Directory: Each .flow file becomes a route based on its filename:
email-verification.flow→POST /email-verificationorder-processing.flow→POST /order-processing
Built-in endpoints
| Endpoint | Method | Description |
|---|---|---|
/health | GET | Health check — returns { "status": "ok" } |
/ | GET | Workflow metadata or list of workflows |
/ | POST | Execute workflow (single file) |
/:workflow | POST | Execute specific workflow (directory) |
Triggering workflows
curl -X POST http://localhost:3000 \
-H "Content-Type: application/json" \
-d '{"username": "octocat"}'Windows users
On Windows, use escaped double quotes for JSON:
curl -X POST http://localhost:3000 -H "Content-Type: application/json" -d "{\"username\": \"octocat\"}"The JSON body becomes the request object in the workflow.
flow schedule
Run a workflow on a recurring schedule.
flow schedule <file> [options]You must provide either --every or --cron to specify the schedule.
Options
| Option | Description |
|---|---|
--every <description> | Human-readable schedule (e.g. "5 minutes", "day at 9:00") |
--cron <expression> | Standard cron expression (e.g. "*/5 * * * *") |
--input <json> | JSON string to use as the request object |
--input-file <path> | Read input from a file (.json, .csv, .xlsx, .xls) |
--verbose | Show detailed execution logs for each run |
--mock | Use mock services instead of real connectors |
--output-log <dir> | Write a timestamped JSON log file for each execution |
Schedule formats
The --every option accepts these human-readable formats:
| Format | Cron equivalent | Description |
|---|---|---|
"5 minutes" | */5 * * * * | Every 5 minutes |
"2 hours" | 0 */2 * * * | Every 2 hours |
"hour" | 0 * * * * | Every hour on the hour |
"day" | 0 0 * * * | Daily at midnight |
"day at 9:00" | 0 9 * * * | Daily at 9:00 AM |
"monday at 9:00" | 0 9 * * 1 | Every Monday at 9:00 AM |
"friday" | 0 0 * * 5 | Every Friday at midnight |
Day names can be full or abbreviated (mon, tue, wed, thu, fri, sat, sun).
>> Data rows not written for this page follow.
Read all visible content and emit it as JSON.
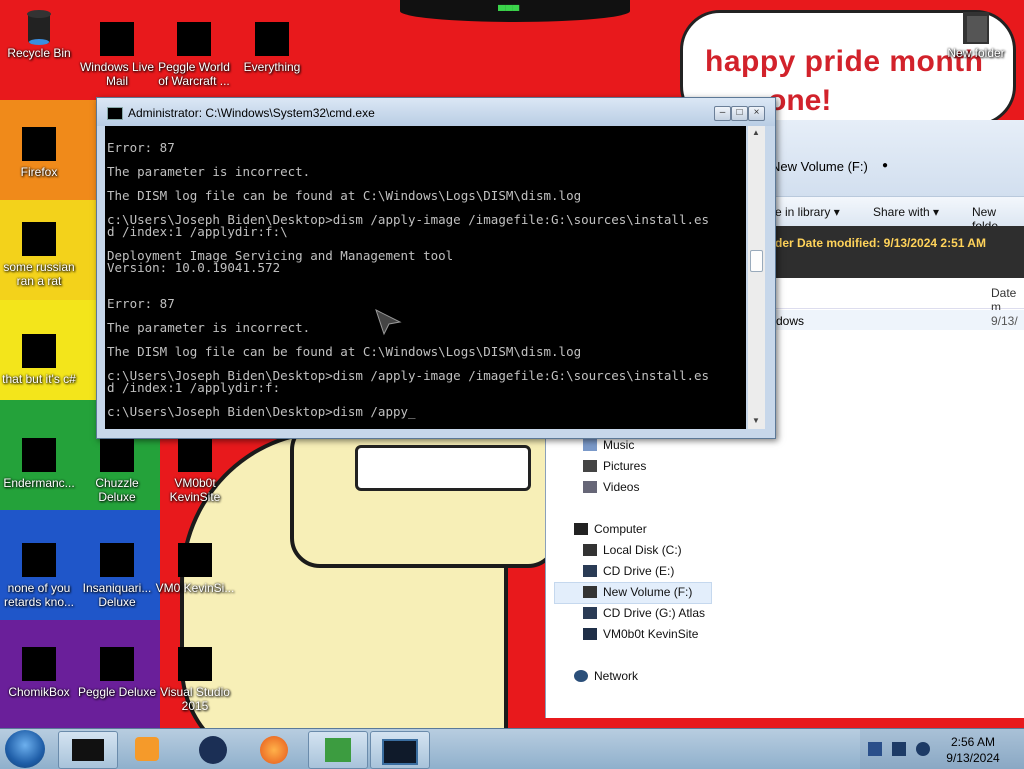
{
  "desktop": {
    "icons": [
      {
        "label": "Recycle Bin",
        "icon": "recycle-bin-icon"
      },
      {
        "label": "Windows Live Mail",
        "icon": "mail-icon"
      },
      {
        "label": "Peggle World of Warcraft ...",
        "icon": "peggle-icon"
      },
      {
        "label": "Everything",
        "icon": "search-icon"
      },
      {
        "label": "Firefox",
        "icon": "firefox-icon"
      },
      {
        "label": "some russian ran a rat",
        "icon": "file-icon"
      },
      {
        "label": "that but it's c#",
        "icon": "file-icon"
      },
      {
        "label": "Endermanc...",
        "icon": "app-icon"
      },
      {
        "label": "Chuzzle Deluxe",
        "icon": "game-icon"
      },
      {
        "label": "VM0b0t KevinSite",
        "icon": "app-icon"
      },
      {
        "label": "none of you retards kno...",
        "icon": "chrome-icon"
      },
      {
        "label": "Insaniquari... Deluxe",
        "icon": "game-icon"
      },
      {
        "label": "VM0 KevinSi...",
        "icon": "app-icon"
      },
      {
        "label": "ChomikBox",
        "icon": "chomikbox-icon"
      },
      {
        "label": "Peggle Deluxe",
        "icon": "peggle-icon"
      },
      {
        "label": "Visual Studio 2015",
        "icon": "visual-studio-icon"
      },
      {
        "label": "New folder",
        "icon": "folder-icon"
      }
    ],
    "wallpaper_text": "happy pride month",
    "wallpaper_text2": "one!"
  },
  "cmd": {
    "title": "Administrator: C:\\Windows\\System32\\cmd.exe",
    "lines": [
      "",
      "Error: 87",
      "",
      "The parameter is incorrect.",
      "",
      "The DISM log file can be found at C:\\Windows\\Logs\\DISM\\dism.log",
      "",
      "c:\\Users\\Joseph Biden\\Desktop>dism /apply-image /imagefile:G:\\sources\\install.es",
      "d /index:1 /applydir:f:\\",
      "",
      "Deployment Image Servicing and Management tool",
      "Version: 10.0.19041.572",
      "",
      "",
      "Error: 87",
      "",
      "The parameter is incorrect.",
      "",
      "The DISM log file can be found at C:\\Windows\\Logs\\DISM\\dism.log",
      "",
      "c:\\Users\\Joseph Biden\\Desktop>dism /apply-image /imagefile:G:\\sources\\install.es",
      "d /index:1 /applydir:f:",
      "",
      "c:\\Users\\Joseph Biden\\Desktop>dism /appy_"
    ]
  },
  "explorer": {
    "address": "New Volume (F:)",
    "commands": [
      "e in library ▾",
      "Share with ▾",
      "New folde"
    ],
    "details": "der  Date modified: 9/13/2024 2:51 AM",
    "column_date": "Date m",
    "row_name": "dows",
    "row_date": "9/13/",
    "nav": {
      "music": "Music",
      "pictures": "Pictures",
      "videos": "Videos",
      "computer": "Computer",
      "local_disk": "Local Disk (C:)",
      "cd_drive_e": "CD Drive (E:)",
      "new_volume": "New Volume (F:)",
      "cd_drive_g": "CD Drive (G:) Atlas",
      "vm": "VM0b0t KevinSite",
      "network": "Network"
    }
  },
  "taskbar": {
    "time": "2:56 AM",
    "date": "9/13/2024"
  }
}
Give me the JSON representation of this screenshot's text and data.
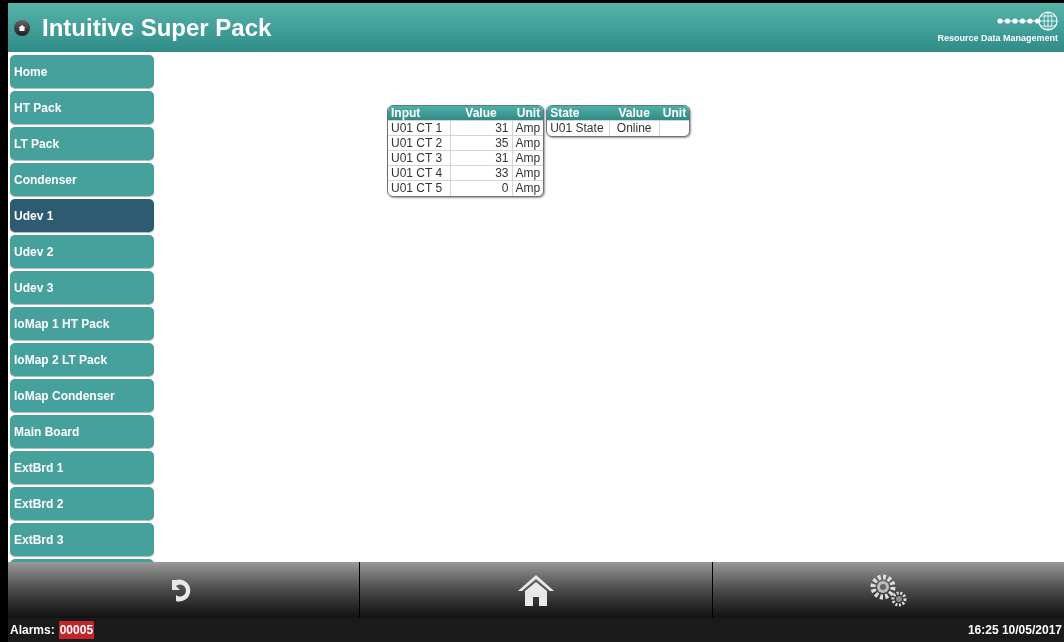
{
  "header": {
    "title": "Intuitive Super Pack",
    "logo_text": "Resource Data Management"
  },
  "sidebar": {
    "items": [
      {
        "label": "Home",
        "selected": false
      },
      {
        "label": "HT Pack",
        "selected": false
      },
      {
        "label": "LT Pack",
        "selected": false
      },
      {
        "label": "Condenser",
        "selected": false
      },
      {
        "label": "Udev 1",
        "selected": true
      },
      {
        "label": "Udev 2",
        "selected": false
      },
      {
        "label": "Udev 3",
        "selected": false
      },
      {
        "label": "IoMap 1 HT Pack",
        "selected": false
      },
      {
        "label": "IoMap 2 LT Pack",
        "selected": false
      },
      {
        "label": "IoMap Condenser",
        "selected": false
      },
      {
        "label": "Main Board",
        "selected": false
      },
      {
        "label": "ExtBrd 1",
        "selected": false
      },
      {
        "label": "ExtBrd 2",
        "selected": false
      },
      {
        "label": "ExtBrd 3",
        "selected": false
      }
    ]
  },
  "tables": [
    {
      "columns": [
        "Input",
        "Value",
        "Unit"
      ],
      "rows": [
        [
          "U01 CT 1",
          "31",
          "Amp"
        ],
        [
          "U01 CT 2",
          "35",
          "Amp"
        ],
        [
          "U01 CT 3",
          "31",
          "Amp"
        ],
        [
          "U01 CT 4",
          "33",
          "Amp"
        ],
        [
          "U01 CT 5",
          "0",
          "Amp"
        ]
      ]
    },
    {
      "columns": [
        "State",
        "Value",
        "Unit"
      ],
      "rows": [
        [
          "U01 State",
          "Online",
          ""
        ]
      ]
    }
  ],
  "status_bar": {
    "alarms_label": "Alarms:",
    "alarms_count": "00005",
    "datetime": "16:25 10/05/2017"
  }
}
Case-insensitive.
Examples
# Run every 5 minutes with mock services
flow schedule my-workflow.flow --every "5 minutes" --mock --verbose
# Run daily at 9 AM with input data
flow schedule my-report.flow --every "day at 9:00" --input '{"region": "us-east"}'
# Run with cron and write logs to a directory
flow schedule my-monitor.flow --cron "*/10 * * * *" --output-log ./logs/
# Weekly report every Monday at 9 AM
flow schedule my-report.flow --every "monday at 9:00" --verbosePress Ctrl+C to stop the scheduler cleanly.
Environment variables
Flow reads .env files automatically from the current directory. You can also set environment variables in your shell:
export API_KEY=your-key-here
flow run my-workflow.flowAccess them in your workflow with env.VARIABLE_NAME.